Gonçalo de Vasconcelos, co-founder and chief executive officer (CEO) of Syndicate Room agrees that equity crowdfunding could spell an end to VC. “They charge ridiculous amounts and are a huge burden on entrepreneurs. In fact they often end up kicking out the entrepreneur at some point after they invest and they dilute the investment of any angel investor that came in before,” he says.
“From an investor perspective, a VC means you have a manager who will come in and decide what to invest in and take 25% for the privilege. You go crowdfunding and you can say: ‘So now I can invest in 10 companies instead of eight and choose what to invest in. I like this idea and this company, not so much this one,’” adds Tom Britton, co-founder and chief Technology Officer (CTO) at Syndicate Room.

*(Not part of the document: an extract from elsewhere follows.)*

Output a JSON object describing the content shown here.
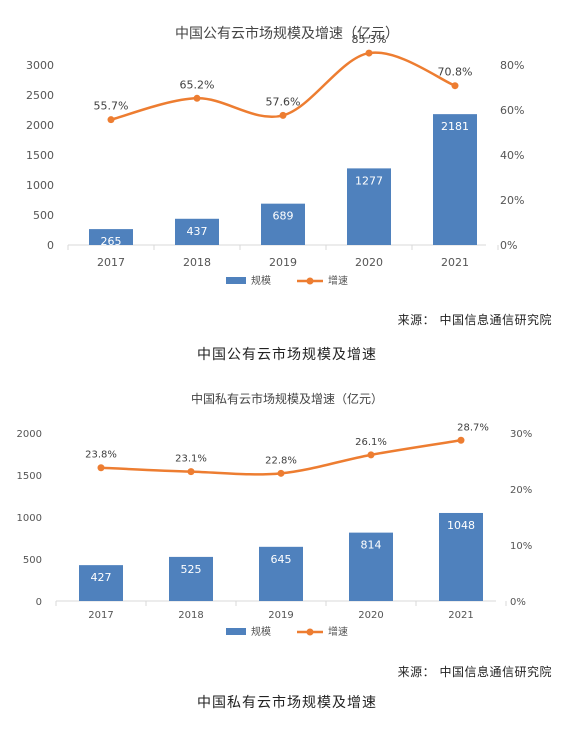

But despite the positives, there are still worrying signs in the sector, says Vasconcelos. Rampant growth in site number and the potential for unchecked unscrupulous sites could end up damaging the reputation of crowdfunding – potentially beyond repair. “You look at the number of deals going on across the UK alone, there is no way there are that many good companies and investments,” he explains. “It’s just a matter of statistics. Are they just churning out deals for the sake of it? It could be a numbers game – the more they get funded, the better for them.”
The trouble is that it is easy to find entrepreneurs that need money, it is much harder to find entrepreneurs worthy to take your money, he adds. If horror stories start emerging about investors losing significant amounts in deals gone bad, it could be extremely damaging to the sector, he says.
“You have to think that there are lots of people looking for money, but how many of them deserve it? And work from there,” agrees Britton.
And on the flip-side, there are concerns from entrepreneurs and later-stage investors about crowdfunded businesses. For one, there is not a single person that can be held accountable if it goes wrong, a business goes bankrupt and investors all lose their money, says Mark Payton, managing director of Mercia Fund Management.”There’s no one putting their name next to it and being able to claim the glory if it does well but be fingered if it doesn’t,” he adds.
Equally crowdfunded business can have too many stakeholders for secondary financiers. VCs and other forms of secondary finance like a nice simple share structure and decision route, he says. “Having multiple share-holders can make it difficult for an institutional investment fund to follow its money through,” Payton adds.
Although some sites, such as Seedrs, have put in place models to take care of this exact problem, many others will leave a business without a secondary funding option – putting it in jeopardy of not being able to expand. This could be a problem as the industry continues to look for successful exit stories.
For now, crowdfunding remains a new innovation with many questions facing it. First adopters are likely to continue to test it out but they should make sure they tread carefully, consider all scenarios fully and read the fine print.